Jethri blinked. “I don’t—”
Grig glanced at Paitor, then back to Jethri.
“Let it go then,” he said. “Learn your lessons, do good—for yourself and for your name.” He moved a hand, apologetic-like. “There’s one more thing, and then we can finish up this nice stuff and let you get some sleep.” He took a breath, nodded to himself.
“There are secrets in all families. That’s a phrase. You meet someone else who believes, who knows, they’ll get that phrase to you. You don’t know nothing but there’s a secret, and that’s all you have to know, now. But put that in your backbrain—there are secrets in all families. It might serve you; it might not. Course you’re charting, who knows?”

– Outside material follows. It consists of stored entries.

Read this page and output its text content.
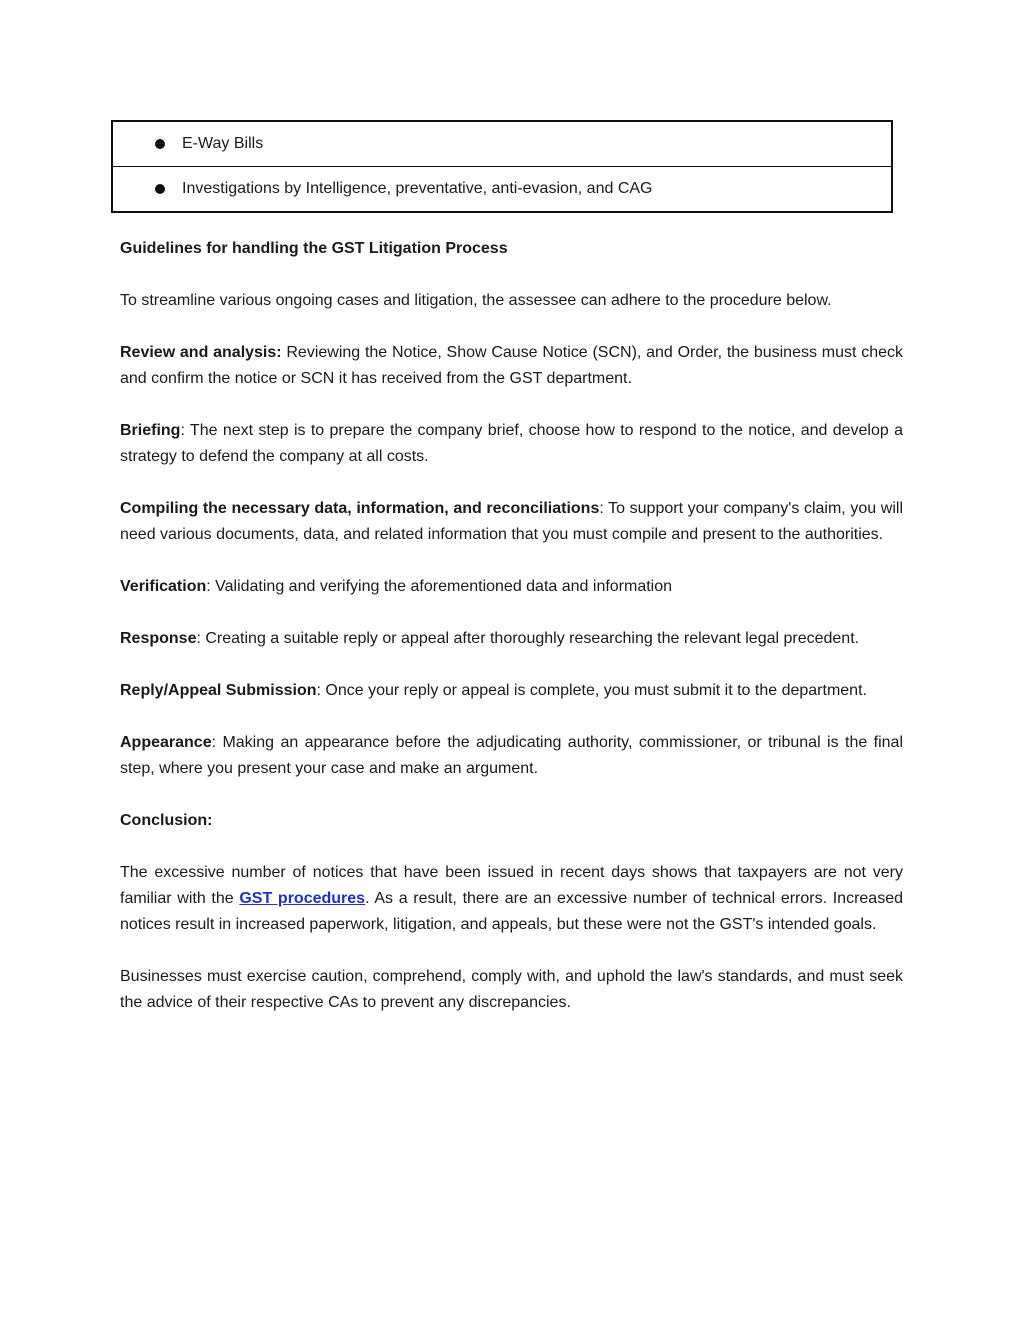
E-Way Bills

Investigations by Intelligence, preventative, anti-evasion, and CAG

Guidelines for handling the GST Litigation Process

To streamline various ongoing cases and litigation, the assessee can adhere to the procedure below.

Review and analysis: Reviewing the Notice, Show Cause Notice (SCN), and Order, the business must check and confirm the notice or SCN it has received from the GST department.

Briefing: The next step is to prepare the company brief, choose how to respond to the notice, and develop a strategy to defend the company at all costs.

Compiling the necessary data, information, and reconciliations: To support your company's claim, you will need various documents, data, and related information that you must compile and present to the authorities.

Verification: Validating and verifying the aforementioned data and information

Response: Creating a suitable reply or appeal after thoroughly researching the relevant legal precedent.

Reply/Appeal Submission: Once your reply or appeal is complete, you must submit it to the department.

Appearance: Making an appearance before the adjudicating authority, commissioner, or tribunal is the final step, where you present your case and make an argument.

Conclusion:

The excessive number of notices that have been issued in recent days shows that taxpayers are not very familiar with the GST procedures. As a result, there are an excessive number of technical errors. Increased notices result in increased paperwork, litigation, and appeals, but these were not the GST's intended goals.

Businesses must exercise caution, comprehend, comply with, and uphold the law's standards, and must seek the advice of their respective CAs to prevent any discrepancies.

Jethri was frowning in earnest now, his cup empty and his thought process just a little slow with the Smooth.
“But—what does it mean? What happens if somebody—”
Grig held up his hand. “You’ll know what’ll happen if it ever does. What it means . . . It means that there’s some stuff, here and there around the galaxy left over from the time of the Old War—the big war, like Khat tells about in stories. It means that your lucky fractin, there, that’s not a game piece, no matter how many rules for playing with ‘em we all seen—it’s a Fractional Mosaic Memory Module—and nobody exactly knows what they’re for.” He looked at Paitor. “Though Arin thought he had an idea.”
Paitor grunted. “Arin had ideas. Nothin’ truer said.”
Grig ran his hand over his head and produced a grin. “Paitor ain’t a believer,” he said to Jethri, and sat back, looking thoughtful.
“Listen,” he said, “‘cause I’ll tell you this once, and it might sound like ol’ Grig, he’s gone a little space-wise. But just listen, and remember—be aware, that’s all. Paitor don’t want to hear this again—didn’t want to hear it the first time, I’m bettin’—but him and me—we agreed you need a place to work from; information that Iza don’t want you to have.” He paused.